Matthieu V

Thoth - Private, local AI transcription for your Mac

by
Your Mac has more power than the Apollo 11 guidance computer. Why send private audio to the cloud? 🚀 As a Laser Physicist, I built Thoth to reclaim that power. It’s a 100% native macOS transcriber for absolute privacy. Why Thoth: • On-Device: Whisper & LLMs run locally. No cloud, no data harvesting. • Core Audio: Record Zoom/Teams directly without clunky drivers. • SwiftUI: No Electron. Just pure speed. Stop renting servers. Use your hardware. 🛡️

Add a comment

Replies

Best
Matthieu V
Hi Product Hunt! 👋 I’m Matthieu, a Laser Physicist by day and indie dev by night. I built Thoth because I was tired of the current AI landscape. We’re being told we need the cloud for everything, yet we have these incredible M-series chips sitting on our desks. Sending a confidential business meeting to a third-party server just to get a summary felt like a massive step backward for privacy. With Thoth, I wanted to prove that "Native + Local" is the ultimate setup: Core Audio: This was the biggest challenge. I wanted users to be able to record their meetings on both side (system and microphone) without installing annoying virtual audio drivers that break every macOS update or having a sketchy bot joining the meeting. On-Device LLMs: Whether it's Whisper for transcription or Qwen/Llama for summaries, it all runs on your Neural Engine. You can optionally bring your own API key from major AI providers to translate/improve/summarize your transcripts. The "No-Electron" Manifest: I spent months on the SwiftUI implementation to make sure it feels like a real Mac app. Fast, lightweight, and respectful of your RAM. I’m here all day to chat about local AI, the struggles of Core Audio, or how to maintain a "math-first" approach to app development!

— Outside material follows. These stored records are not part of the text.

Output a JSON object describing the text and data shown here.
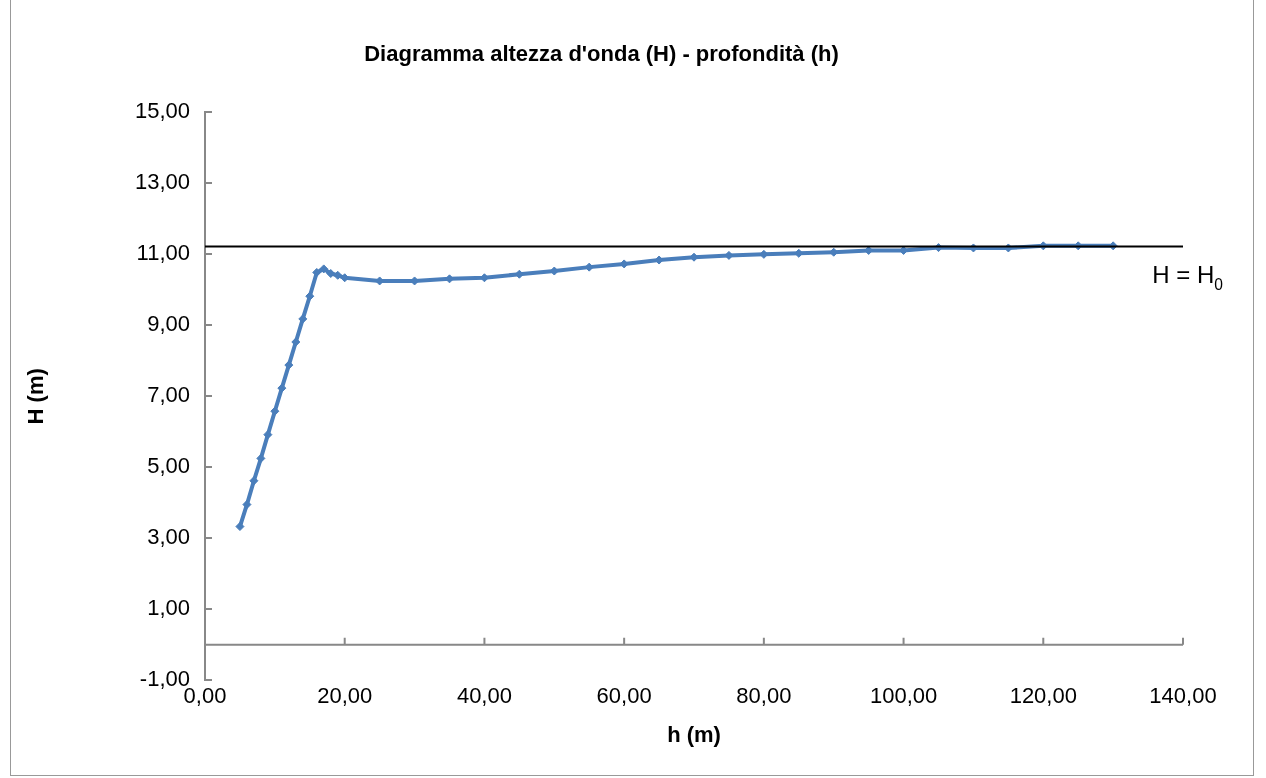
{
  "chart_data": {
    "type": "line",
    "title": "Diagramma altezza d'onda (H) - profondità (h)",
    "xlabel": "h (m)",
    "ylabel": "H (m)",
    "x": [
      5,
      6,
      7,
      8,
      9,
      10,
      11,
      12,
      13,
      14,
      15,
      16,
      17,
      18,
      19,
      20,
      25,
      30,
      35,
      40,
      45,
      50,
      55,
      60,
      65,
      70,
      75,
      80,
      85,
      90,
      95,
      100,
      105,
      110,
      115,
      120,
      125,
      130
    ],
    "series": [
      {
        "color": "#4a7ebb",
        "values": [
          3.33,
          3.95,
          4.62,
          5.25,
          5.92,
          6.58,
          7.23,
          7.88,
          8.53,
          9.18,
          9.82,
          10.49,
          10.59,
          10.46,
          10.41,
          10.34,
          10.25,
          10.25,
          10.31,
          10.34,
          10.44,
          10.53,
          10.64,
          10.73,
          10.84,
          10.92,
          10.97,
          11.0,
          11.03,
          11.06,
          11.11,
          11.11,
          11.19,
          11.18,
          11.18,
          11.24,
          11.24,
          11.24
        ]
      }
    ],
    "xlim": [
      0,
      140
    ],
    "xticks": [
      {
        "value": 0,
        "label": "0,00"
      },
      {
        "value": 20,
        "label": "20,00"
      },
      {
        "value": 40,
        "label": "40,00"
      },
      {
        "value": 60,
        "label": "60,00"
      },
      {
        "value": 80,
        "label": "80,00"
      },
      {
        "value": 100,
        "label": "100,00"
      },
      {
        "value": 120,
        "label": "120,00"
      },
      {
        "value": 140,
        "label": "140,00"
      }
    ],
    "ylim": [
      -1,
      15
    ],
    "yticks": [
      {
        "value": -1,
        "label": "-1,00"
      },
      {
        "value": 1,
        "label": "1,00"
      },
      {
        "value": 3,
        "label": "3,00"
      },
      {
        "value": 5,
        "label": "5,00"
      },
      {
        "value": 7,
        "label": "7,00"
      },
      {
        "value": 9,
        "label": "9,00"
      },
      {
        "value": 11,
        "label": "11,00"
      },
      {
        "value": 13,
        "label": "13,00"
      },
      {
        "value": 15,
        "label": "15,00"
      }
    ],
    "ref_lines": [
      {
        "axis": "y",
        "value": 11.22,
        "label": "H = H$_{0}$",
        "color": "#000000"
      }
    ],
    "marker": "diamond",
    "line_style": "solid",
    "grid": false,
    "legend": false
  }
}
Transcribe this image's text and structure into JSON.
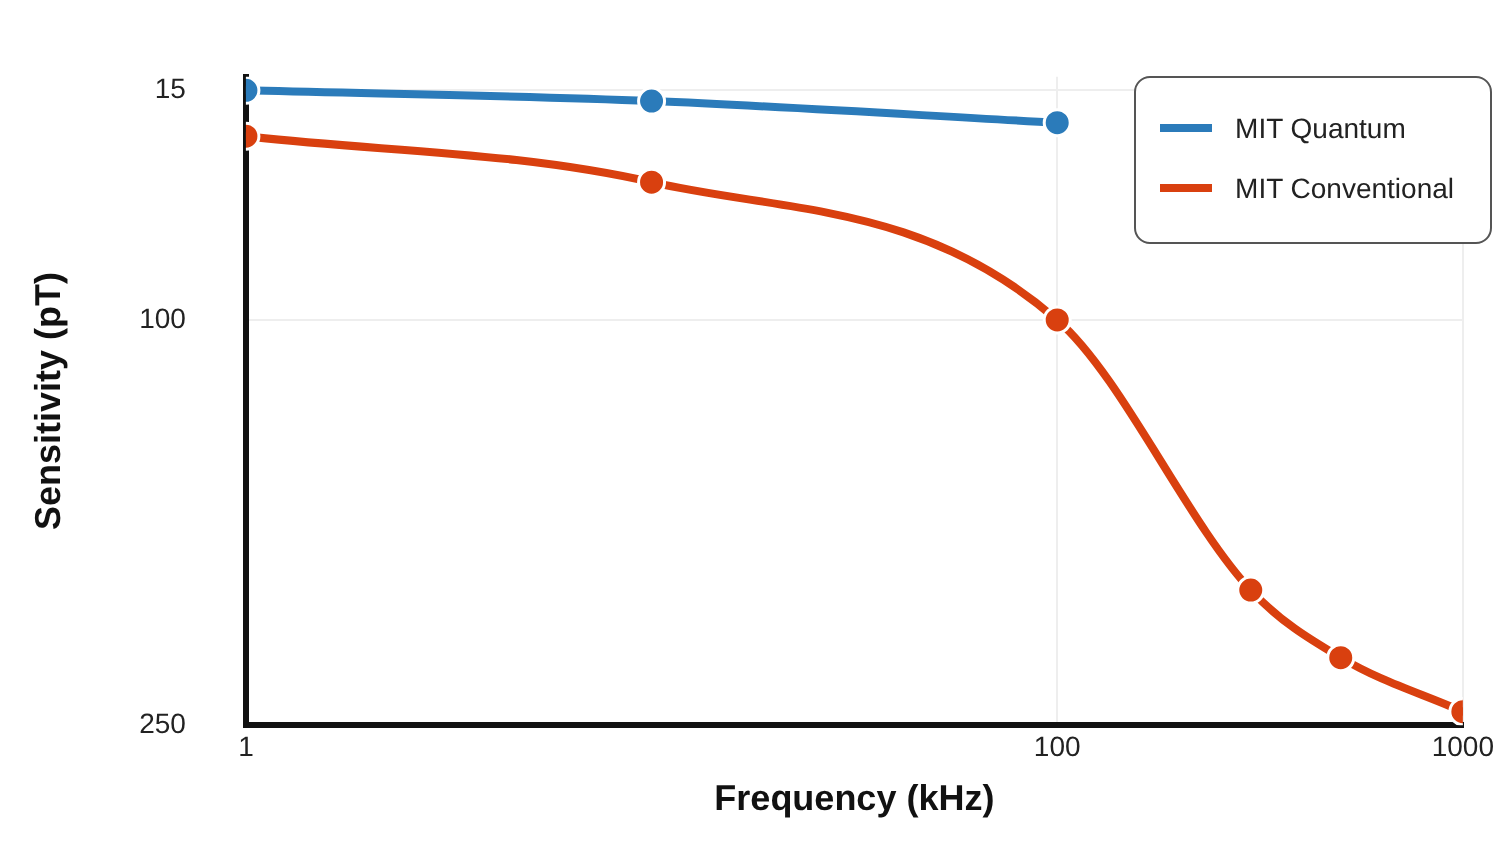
{
  "chart_data": {
    "type": "line",
    "xlabel": "Frequency (kHz)",
    "ylabel": "Sensitivity (pT)",
    "x": [
      1,
      10,
      100,
      300,
      500,
      1000
    ],
    "series": [
      {
        "name": "MIT Quantum",
        "color": "#2b7bba",
        "values": [
          15,
          19,
          27,
          null,
          null,
          null
        ]
      },
      {
        "name": "MIT Conventional",
        "color": "#d9400f",
        "values": [
          32,
          49,
          100,
          200,
          225,
          245
        ]
      }
    ],
    "xlim": [
      1,
      1000
    ],
    "xticks": [
      1,
      100,
      1000
    ],
    "log": "x",
    "ylim": [
      250,
      10
    ],
    "yticks": [
      15,
      100,
      250
    ],
    "grid": true,
    "legend": "top right",
    "marker": "circle",
    "line_style": "solid"
  }
}
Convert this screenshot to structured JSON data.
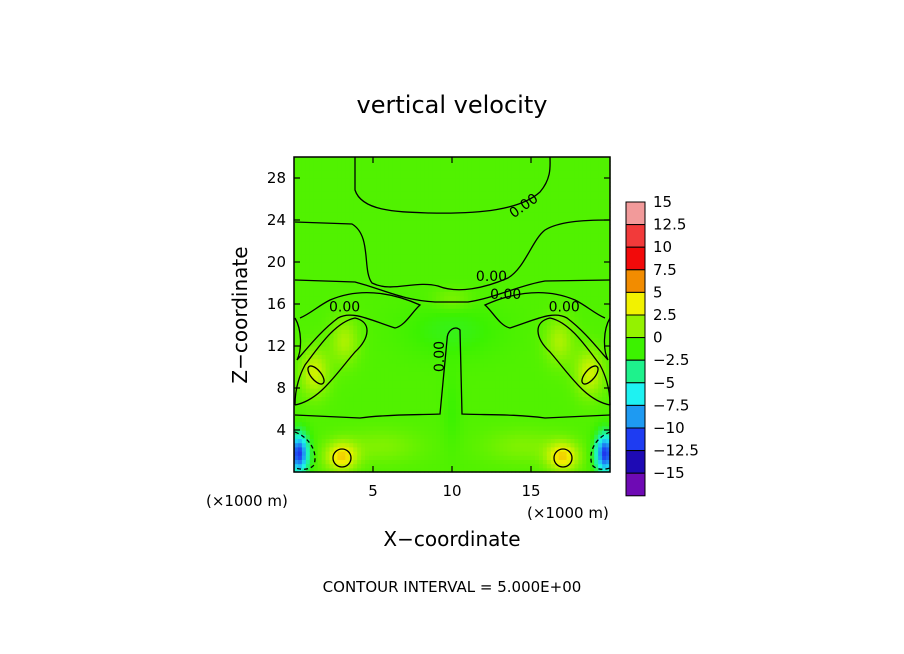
{
  "chart_data": {
    "type": "heatmap",
    "title": "vertical velocity",
    "xlabel": "X−coordinate",
    "ylabel": "Z−coordinate",
    "x_unit_left": "(×1000 m)",
    "x_unit_right": "(×1000 m)",
    "footer": "CONTOUR INTERVAL = 5.000E+00",
    "xlim": [
      0,
      20
    ],
    "ylim": [
      0,
      30
    ],
    "x_ticks": [
      5,
      10,
      15
    ],
    "x_tick_labels": [
      "5",
      "10",
      "15"
    ],
    "y_ticks": [
      4,
      8,
      12,
      16,
      20,
      24,
      28
    ],
    "y_tick_labels": [
      "4",
      "8",
      "12",
      "16",
      "20",
      "24",
      "28"
    ],
    "contour_labels": [
      {
        "text": "0.00",
        "x": 14.7,
        "y": 25.0
      },
      {
        "text": "0.00",
        "x": 12.5,
        "y": 18.2
      },
      {
        "text": "0.00",
        "x": 13.4,
        "y": 16.5
      },
      {
        "text": "0.00",
        "x": 3.2,
        "y": 15.3
      },
      {
        "text": "0.00",
        "x": 17.1,
        "y": 15.3
      },
      {
        "text": "0.00",
        "x": 9.5,
        "y": 11.0
      }
    ],
    "colorbar": {
      "levels": [
        15,
        12.5,
        10,
        7.5,
        5,
        2.5,
        0,
        -2.5,
        -5,
        -7.5,
        -10,
        -12.5,
        -15
      ],
      "labels": [
        "15",
        "12.5",
        "10",
        "7.5",
        "5",
        "2.5",
        "0",
        "−2.5",
        "−5",
        "−7.5",
        "−10",
        "−12.5",
        "−15"
      ],
      "colors": [
        "#f29a9a",
        "#f23a3a",
        "#f20a0a",
        "#f28c00",
        "#f2f200",
        "#94f200",
        "#3cf200",
        "#1ef28c",
        "#1ef2f2",
        "#1e9af2",
        "#1e3cf2",
        "#1e0ab4",
        "#6e0ab4"
      ]
    },
    "field": {
      "background_value": 0.6,
      "features": [
        {
          "x": 3.0,
          "y": 1.5,
          "sx": 1.0,
          "sy": 1.4,
          "amp": 5.0
        },
        {
          "x": 17.0,
          "y": 1.5,
          "sx": 1.0,
          "sy": 1.4,
          "amp": 5.0
        },
        {
          "x": 0.3,
          "y": 1.8,
          "sx": 0.6,
          "sy": 1.8,
          "amp": -11.0
        },
        {
          "x": 19.7,
          "y": 1.8,
          "sx": 0.6,
          "sy": 1.8,
          "amp": -11.0
        },
        {
          "x": 1.3,
          "y": 9.5,
          "sx": 0.9,
          "sy": 2.2,
          "amp": 3.5
        },
        {
          "x": 18.7,
          "y": 9.5,
          "sx": 0.9,
          "sy": 2.2,
          "amp": 3.5
        },
        {
          "x": 3.2,
          "y": 12.5,
          "sx": 0.9,
          "sy": 2.2,
          "amp": 2.5
        },
        {
          "x": 16.8,
          "y": 12.5,
          "sx": 0.9,
          "sy": 2.2,
          "amp": 2.5
        },
        {
          "x": 5.5,
          "y": 2.5,
          "sx": 2.5,
          "sy": 1.6,
          "amp": 1.3
        },
        {
          "x": 14.5,
          "y": 2.5,
          "sx": 2.5,
          "sy": 1.6,
          "amp": 1.3
        },
        {
          "x": 10.0,
          "y": 13.5,
          "sx": 3.0,
          "sy": 2.5,
          "amp": -1.0
        },
        {
          "x": 10.0,
          "y": 16.5,
          "sx": 1.2,
          "sy": 1.0,
          "amp": 1.3
        },
        {
          "x": 10.0,
          "y": 6.0,
          "sx": 0.6,
          "sy": 4.0,
          "amp": -0.6
        }
      ]
    }
  }
}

Can’t wait to hear your feedback! 🚀
Pratik Raj

The Core Audio approach for recording both sides of a call without virtual drivers is the part that actually matters. BlackHole breaks on every other macOS update and having a bot join your meeting just to record it feels wrong from a privacy standpoint.

Curious how the summarisation quality holds up with local Qwen/Llama vs cloud — that's usually where users end up reaching for the API key option anyway. Are most of your users running this on M-series chips, or are you seeing people try it on Intel Macs too?

Matthieu V

@pratikraj Thanks for your comment !

I wanted to use Apple's own SDKs for this from the start. A third-party audio driver felt like the wrong foundation for an app built around minimizing dependencies.

On summarization I actually tested this morning with a real technical meeting recording, technical jargon, multiple speakers, dense acronyms. Gemma 4B was under a minute but hallucinated acronym expansions, invented full names for acronyms that sounded plausible but were wrong. Fine for a general standup, not great when the content is technical and stakes are higher. Gemma 12B was slower but more accurate. Claude via BYOK handled the technical terminology correctly and produced the cleanest structured output.

Local models are solid for structured extraction on general meetings. They start hallucinating on dense domain-specific content. That's usually when people reach for an API key. Giving them the custom keywords which Thoth can do helps things but does not make miracles.

Thoth requires Apple Silicon, though not by choice exactly.

The system audio API I use was introduced in macOS 26 which dropped Intel support entirely, so Intel got gated out at the OS level before I had to make the call.

Base and Small Whisper run fine on M1 (I have a M2 myself), local LLMs need 8GB+ unified memory minimum.

Early days on user feedback since I just launched today on PH and few weeks ago on App Store, hence the self-testing this morning!